How Partial Refresh Stays Accurate
With partial refresh, BricksMembers asks the server for the current state each time it re-renders. It doesn’t blindly force “unlocked” or “completed” on the client. The server evaluates all conditions (drip, access, progress) and returns the correct HTML. Security and logic stay on the server where they belong.
Common Mistakes and Troubleshooting
- Wrapper does not update — Confirm the trigger (After Progress Change or After Drip Unlock) is not “Do nothing”. Confirm the CSS Selector matches your wrapper exactly (e.g.
.drip-refreshvsdrip-refresh—the dot matters for classes). Confirm the Bricks Element IDs are correct and in the right order. Check the browser console for JavaScript errors. - Nothing to refresh — Make sure you have wrapper(s) with content that changes based on conditions. For drip, use Bricks conditions (Drip → is Locked / is Unlocked). For general progress, use progress-related conditions.
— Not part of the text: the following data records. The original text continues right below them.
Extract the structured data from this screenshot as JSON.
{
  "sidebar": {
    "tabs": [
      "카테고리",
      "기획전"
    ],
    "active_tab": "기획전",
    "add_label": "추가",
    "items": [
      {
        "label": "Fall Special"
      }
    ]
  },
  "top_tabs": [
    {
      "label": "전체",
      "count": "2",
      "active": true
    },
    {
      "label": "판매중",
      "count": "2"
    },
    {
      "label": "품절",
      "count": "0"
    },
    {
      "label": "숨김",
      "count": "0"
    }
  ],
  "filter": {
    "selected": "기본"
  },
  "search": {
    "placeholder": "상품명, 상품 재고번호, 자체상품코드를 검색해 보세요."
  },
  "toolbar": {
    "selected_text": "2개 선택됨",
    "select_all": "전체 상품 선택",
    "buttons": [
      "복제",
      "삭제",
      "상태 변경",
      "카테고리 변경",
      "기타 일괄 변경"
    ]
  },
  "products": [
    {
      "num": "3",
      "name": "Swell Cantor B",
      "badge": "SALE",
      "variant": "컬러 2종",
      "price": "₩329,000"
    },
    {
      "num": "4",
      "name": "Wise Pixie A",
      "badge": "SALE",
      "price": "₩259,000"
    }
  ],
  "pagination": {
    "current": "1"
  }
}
- Scroll or highlight not working — Confirm Scroll to Element or Highlight Element is enabled. Check that the AJAX refresh completed successfully (wrapper content updated). Scroll and highlight apply to the first refreshed element when multiple selectors are configured.
- Full reload instead of partial — Partial refresh only runs when the mode is “Update matched wrappers (AJAX)” and the script finds wrappers matching your selector. If the selector is wrong or the wrapper is missing, it may fall back to a full reload or do nothing.
- Drip unlock not refreshing — For After Drip Unlock, the refresh only fires when completing actually unlocks drip content. If no drip content unlocks (e.g. the next lesson was already unlocked), the drip handler won’t run. Use After Progress Change if you want a refresh on every completion regardless of drip.
Summary
Partial page refresh turns a clunky “refresh to see the update” moment into a smooth one. Choose After Progress Change for any completion, or After Drip Unlock when completing unlocks drip content. Use partial refresh for an app-like feel, or full refresh for simplicity. Either way, learners get immediate feedback—and that keeps them engaged.